Lung: Fungal Pneumonia and Pleuritis

This slide comes from an immunocompromised patient who died with signs and symptoms of systemic infection. (The slide is inserted here just to give you a quick look at a fungus in tissue.)

  • Clumps of fungus can be seen at low magnification, projecting out from the pleural surface.

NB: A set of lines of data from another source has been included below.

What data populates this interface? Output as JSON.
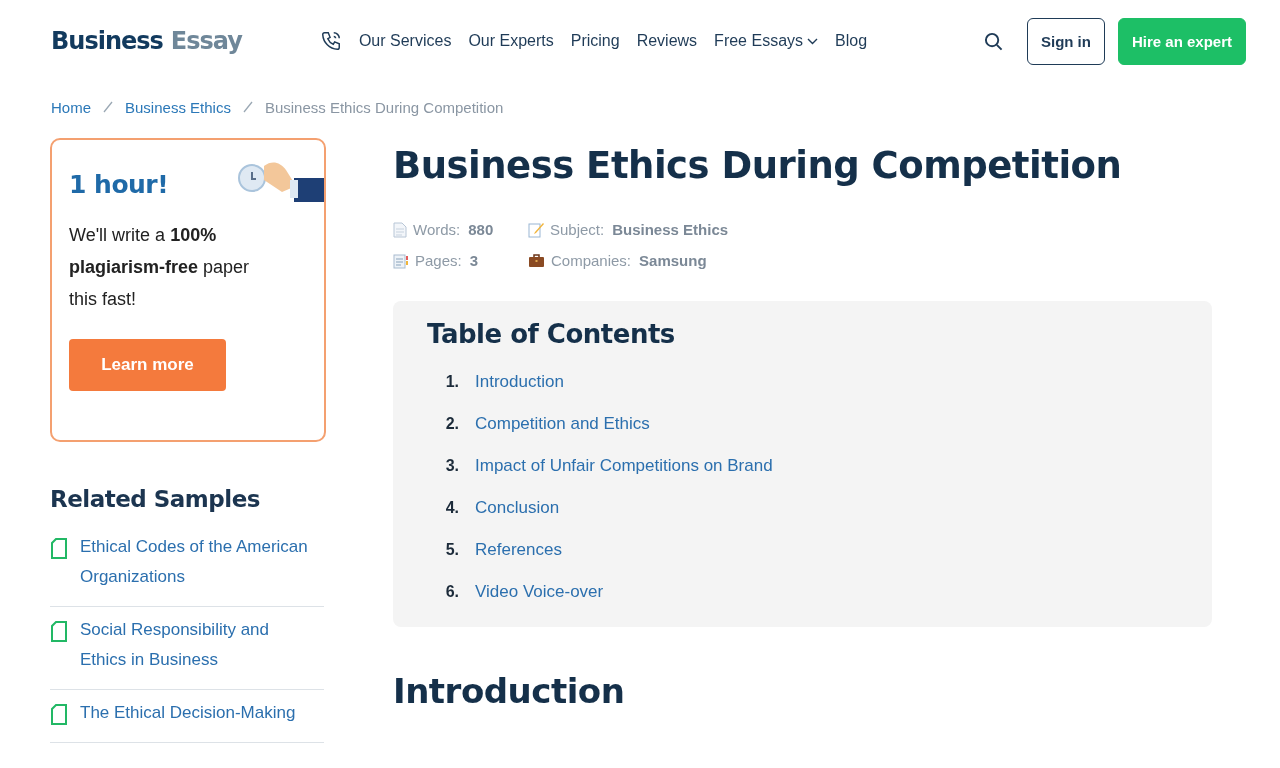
{
  "header": {
    "logo": {
      "word_1": "Business",
      "word_2": "Essay"
    },
    "nav": [
      {
        "label": "Our Services",
        "dropdown": false
      },
      {
        "label": "Our Experts",
        "dropdown": false
      },
      {
        "label": "Pricing",
        "dropdown": false
      },
      {
        "label": "Reviews",
        "dropdown": false
      },
      {
        "label": "Free Essays",
        "dropdown": true
      },
      {
        "label": "Blog",
        "dropdown": false
      }
    ],
    "sign_in": "Sign in",
    "hire": "Hire an expert"
  },
  "breadcrumb": [
    {
      "label": "Home",
      "current": false
    },
    {
      "label": "Business Ethics",
      "current": false
    },
    {
      "label": "Business Ethics During Competition",
      "current": true
    }
  ],
  "promo": {
    "title": "1 hour!",
    "text": "We'll write a **100% plagiarism-free** paper this fast!",
    "button": "Learn more"
  },
  "related": {
    "title": "Related Samples",
    "items": [
      "Ethical Codes of the American Organizations",
      "Social Responsibility and Ethics in Business",
      "The Ethical Decision-Making"
    ]
  },
  "article": {
    "title": "Business Ethics During Competition",
    "meta": [
      {
        "kind": "words",
        "label": "Words:",
        "value": "880"
      },
      {
        "kind": "subject",
        "label": "Subject:",
        "value": "Business Ethics"
      },
      {
        "kind": "pages",
        "label": "Pages:",
        "value": "3"
      },
      {
        "kind": "companies",
        "label": "Companies:",
        "value": "Samsung"
      }
    ],
    "toc": {
      "title": "Table of Contents",
      "items": [
        {
          "number": "1.",
          "label": "Introduction"
        },
        {
          "number": "2.",
          "label": "Competition and Ethics"
        },
        {
          "number": "3.",
          "label": "Impact of Unfair Competitions on Brand"
        },
        {
          "number": "4.",
          "label": "Conclusion"
        },
        {
          "number": "5.",
          "label": "References"
        },
        {
          "number": "6.",
          "label": "Video Voice-over"
        }
      ]
    },
    "section_title": "Introduction"
  }
}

Study these clumps under higher magnification, and then try to find fungal invasion of lung itself.

  • Immunocompromised patients often fall victim to invasive infections with organisms in the environment that are harmless to immunocompetent persons.

  • What are some clinical situations resulting in immunocompromise?



Slide 17 [WinLab] [Mac] [WinHome]

Colon: Pseudomembranous Colitis

This specimen is from a 38-year-old woman who developed diarrhea in the course of treatment for bronchopneumonia.

  • What features of the tissue allow you to identify it as colon? Identify the various layers of the wall.

  • The abnormalities in the specimen are largely mucosal, with some lesser abnormalities of the submucosa. Under scanning power, note the areas of more intact mucosa. Emanating from each area of destruction is a “cloud” of fibrin and PMNs (fibrinopurulent exudate) along with karyorrhectic debris from necrotic epithelium and leukocytes, and patches of mucus. These patches of exudate adherent to damaged mucosa constitute pseudomembranes. Can you account for the route of arrival of each of the elements (i.e. PMNs fibrin, mucus)? What would the gross appearance be?

  • The submucosa is also abnormal, but to a lesser degree. It appears edematous and has a sparse infiltrate of inflammatory cells.

  • How does this colitis relate to the patient’s pneumonia? What would be appropriate treatment? Can you visualize the histologic sequence of events in the resolution of this process?



Slide 18 [WinLab] [Mac] [WinHome]

Bone: Joint, and Soft Tissue, Gout

This specimen represents a digit from a 68-year-old man.

  • Identify skin, bone and cartilage. How would the preparation of this section have differed from that of the other slides you’ve seen today?

  • Under the scanning power, you will note irregular nodular deposits within bone and extending into soft tissue. Some of these deposits are amorphous, some seem to contain empty spaces, and some contain crystalline material.

  • While the deposits are partly rimmed by fibrous connective tissue, most are surrounded by a peculiar inflammatory infiltrate. What types of cells compose this infiltrate? Can you account for their origin? When have you seen similar reactions? What is the general significance of granulomatous inflammation?

  • The deposits here are urates, characteristic of gout. What would the gross appearance be? What might be the effects of urate deposits?